Он понял, что нажил еще одного врага в этом мирке оскорбленных самолюбий, несбыточных мечтаний, неосуществленных стремлений, зависти, самомнении и лицемерия.

Но он не мог быть с ними любезным. Он ненавидел лицемерие и ложь. В словах рецензента было много для него обидного и, несмотря на свою неопытность в оценке приятельских разговоров литераторов, он все-таки успел постигнуть тайную мысль рецензента: «Никуда ты без рекламы не сунешься, и никто тебя читать не станет, если не обратить на тебя внимание какой-нибудь шутовской выходкой, а потому ты должен быть мне благодарен, что я вышутил тебя в фельетоне»…

Загорский подошел к нему.

— Что, друже, не весел, почто нос уныло повесил?

— Скажите, — близко наклонясь к нему, ответил Весеньев. — Откуда вы их понабрали?.. Для чего вы водите с ними компанию?

— Шш… Silence! Эх, друг мой!.. «Неисправим, хоть брось». Оставьте их в покое. Это все преполезные люди. Вы забыли, что в четверг идет моя пьеса? Ну? Надо же мне заручиться, чтобы меня не очень-то под орех разделали… Людоеды, ведь, они… Так уж лучше покормить ужином, чем самим собой…
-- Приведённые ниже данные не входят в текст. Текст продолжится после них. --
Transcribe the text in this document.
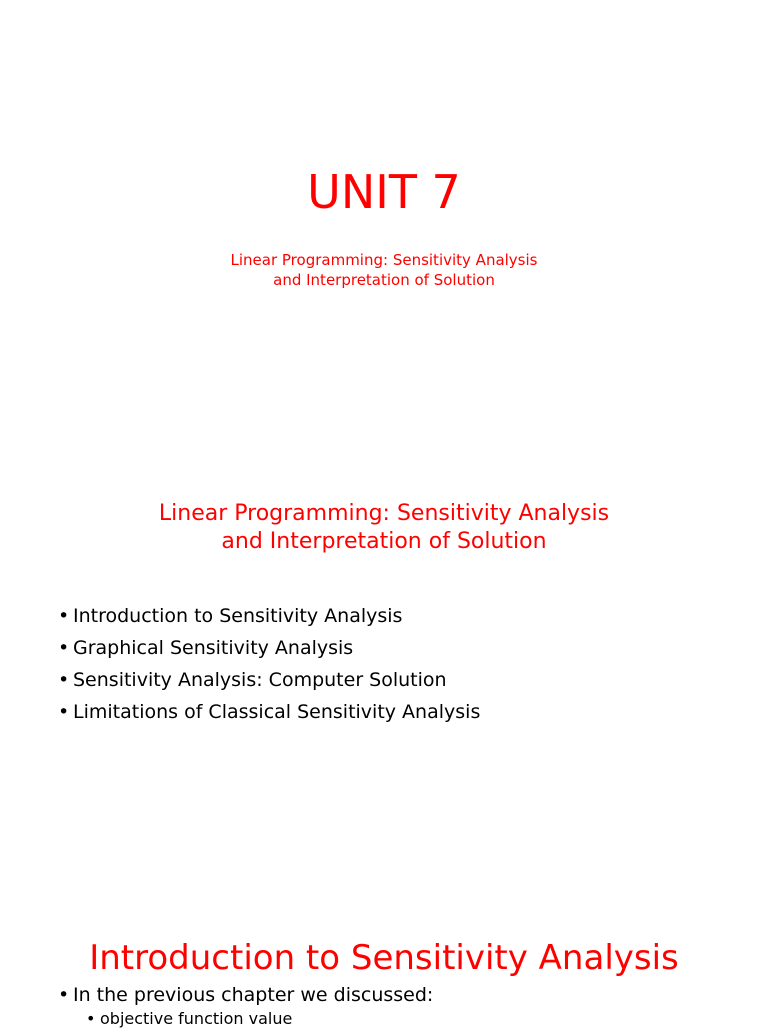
UNIT 7
Linear Programming: Sensitivity Analysis
and Interpretation of Solution
Linear Programming: Sensitivity Analysis
and Interpretation of Solution
• Introduction to Sensitivity Analysis
• Graphical Sensitivity Analysis
• Sensitivity Analysis: Computer Solution
• Limitations of Classical Sensitivity Analysis
Introduction to Sensitivity Analysis
• In the previous chapter we discussed:
• objective function value
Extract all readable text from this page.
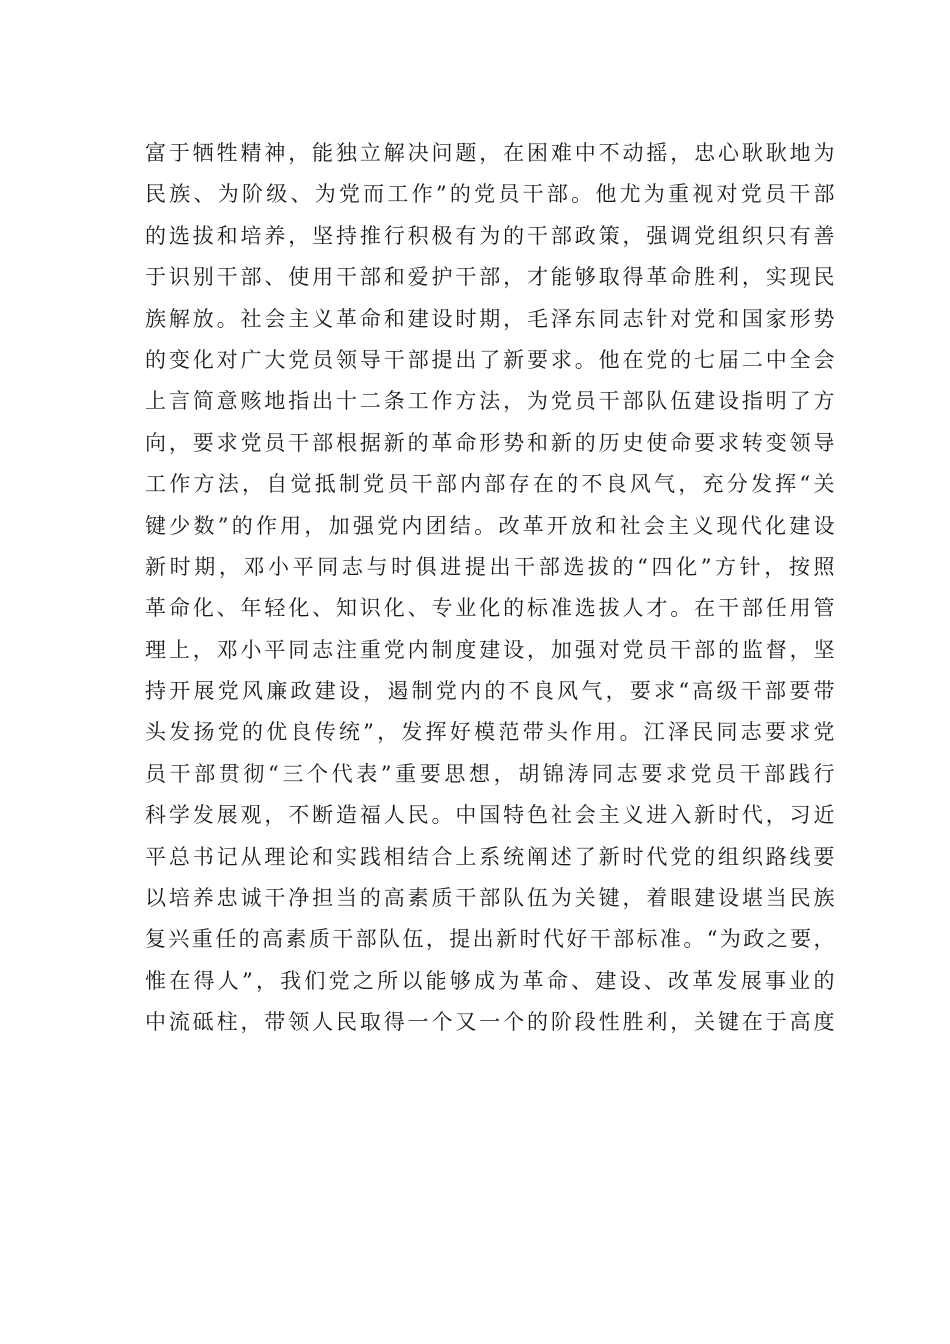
富于牺牲精神，能独立解决问题，在困难中不动摇，忠心耿耿地为
民族、为阶级、为党而工作”的党员干部。他尤为重视对党员干部
的选拔和培养，坚持推行积极有为的干部政策，强调党组织只有善
于识别干部、使用干部和爱护干部，才能够取得革命胜利，实现民
族解放。社会主义革命和建设时期，毛泽东同志针对党和国家形势
的变化对广大党员领导干部提出了新要求。他在党的七届二中全会
上言简意赅地指出十二条工作方法，为党员干部队伍建设指明了方
向，要求党员干部根据新的革命形势和新的历史使命要求转变领导
工作方法，自觉抵制党员干部内部存在的不良风气，充分发挥“关
键少数”的作用，加强党内团结。改革开放和社会主义现代化建设
新时期，邓小平同志与时俱进提出干部选拔的“四化”方针，按照
革命化、年轻化、知识化、专业化的标准选拔人才。在干部任用管
理上，邓小平同志注重党内制度建设，加强对党员干部的监督，坚
持开展党风廉政建设，遏制党内的不良风气，要求“高级干部要带
头发扬党的优良传统”，发挥好模范带头作用。江泽民同志要求党
员干部贯彻“三个代表”重要思想，胡锦涛同志要求党员干部践行
科学发展观，不断造福人民。中国特色社会主义进入新时代，习近
平总书记从理论和实践相结合上系统阐述了新时代党的组织路线要
以培养忠诚干净担当的高素质干部队伍为关键，着眼建设堪当民族
复兴重任的高素质干部队伍，提出新时代好干部标准。“为政之要，
惟在得人”，我们党之所以能够成为革命、建设、改革发展事业的
中流砥柱，带领人民取得一个又一个的阶段性胜利，关键在于高度
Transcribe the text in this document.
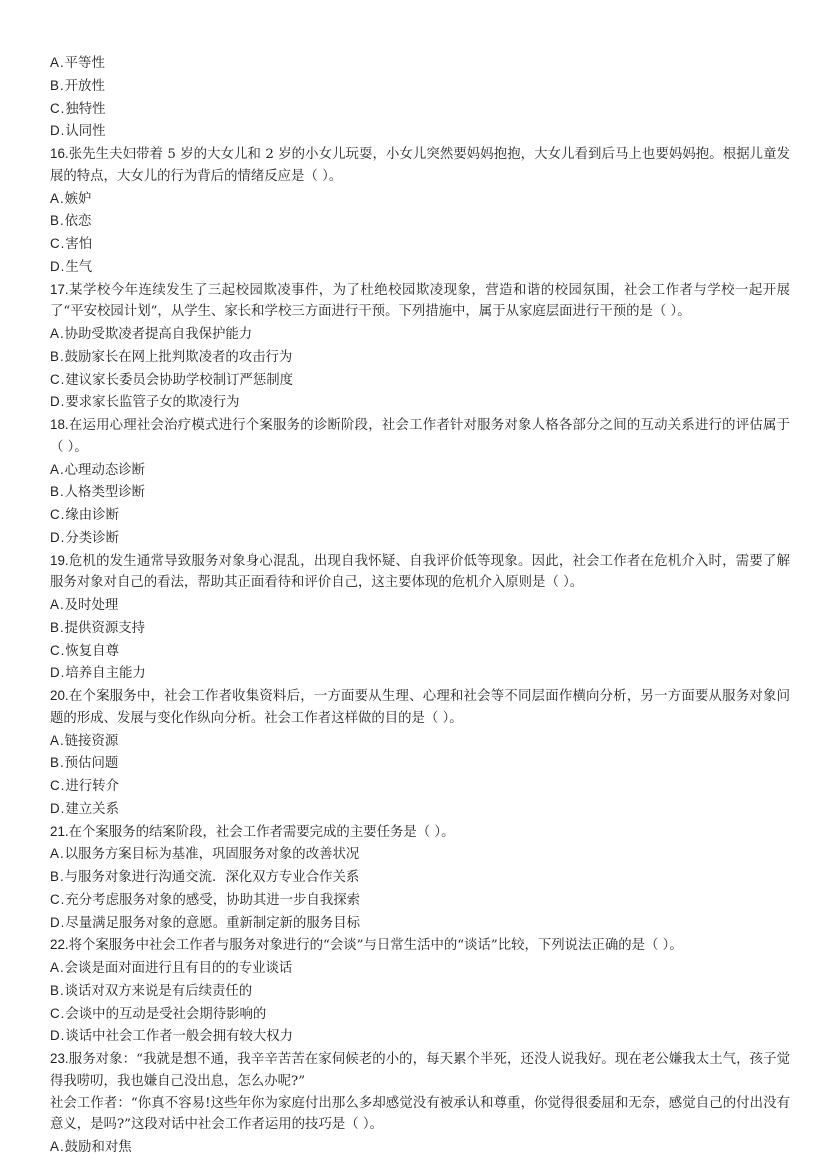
A.平等性
B.开放性
C.独特性
D.认同性
16.张先生夫妇带着 5 岁的大女儿和 2 岁的小女儿玩耍，小女儿突然要妈妈抱抱，大女儿看到后马上也要妈妈抱。根据儿童发展的特点，大女儿的行为背后的情绪反应是（ ）。
A.嫉妒
B.依恋
C.害怕
D.生气
17.某学校今年连续发生了三起校园欺凌事件，为了杜绝校园欺凌现象，营造和谐的校园氛围，社会工作者与学校一起开展了“平安校园计划”，从学生、家长和学校三方面进行干预。下列措施中，属于从家庭层面进行干预的是（ ）。
A.协助受欺凌者提高自我保护能力
B.鼓励家长在网上批判欺凌者的攻击行为
C.建议家长委员会协助学校制订严惩制度
D.要求家长监管子女的欺凌行为
18.在运用心理社会治疗模式进行个案服务的诊断阶段，社会工作者针对服务对象人格各部分之间的互动关系进行的评估属于（ ）。
A.心理动态诊断
B.人格类型诊断
C.缘由诊断
D.分类诊断
19.危机的发生通常导致服务对象身心混乱，出现自我怀疑、自我评价低等现象。因此，社会工作者在危机介入时，需要了解服务对象对自己的看法，帮助其正面看待和评价自己，这主要体现的危机介入原则是（ ）。
A.及时处理
B.提供资源支持
C.恢复自尊
D.培养自主能力
20.在个案服务中，社会工作者收集资料后，一方面要从生理、心理和社会等不同层面作横向分析，另一方面要从服务对象问题的形成、发展与变化作纵向分析。社会工作者这样做的目的是（ ）。
A.链接资源
B.预估问题
C.进行转介
D.建立关系
21.在个案服务的结案阶段，社会工作者需要完成的主要任务是（ ）。
A.以服务方案目标为基准，巩固服务对象的改善状况
B.与服务对象进行沟通交流．深化双方专业合作关系
C.充分考虑服务对象的感受，协助其进一步自我探索
D.尽量满足服务对象的意愿。重新制定新的服务目标
22.将个案服务中社会工作者与服务对象进行的“会谈”与日常生活中的“谈话”比较，下列说法正确的是（ ）。
A.会谈是面对面进行且有目的的专业谈话
B.谈话对双方来说是有后续责任的
C.会谈中的互动是受社会期待影响的
D.谈话中社会工作者一般会拥有较大权力
23.服务对象：“我就是想不通，我辛辛苦苦在家伺候老的小的，每天累个半死，还没人说我好。现在老公嫌我太土气，孩子觉得我唠叨，我也嫌自己没出息，怎么办呢?”
社会工作者：“你真不容易!这些年你为家庭付出那么多却感觉没有被承认和尊重，你觉得很委屈和无奈，感觉自己的付出没有意义，是吗?”这段对话中社会工作者运用的技巧是（ ）。
A.鼓励和对焦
За ужином было шумно. Все сразу заговорили при виде накрытого стола, вкусных яств и многообещающих бутылок. Все разговоры, впрочем, больше сводились к дебатам о гонораре, авансе, о том, кто с кем живет, какие издатели не симпатичные люди, как они эксплоатируют писателей, как такой-то написал глупость, как критик проврался и обличен в невежестве…

Весеньев думал освежиться и отдохнуть, но он ушел с тяжелой головой и пустым сердцем.

Было около двух часов ночи, когда он простился с Загорским.

— Помните — в четверг! Будьте непременно в театре…

— Непременно… Где же ваша ingénue? — спросил Весеньев.

— Черт ее знает! Монолог не дописала должно быть.

V

Театральная зала имела обычный вид первых представлений.

Публики было много, и она была весело настроена газетными статьями, которые передали в смягченной форме рассказ автора о кооперации пьесы.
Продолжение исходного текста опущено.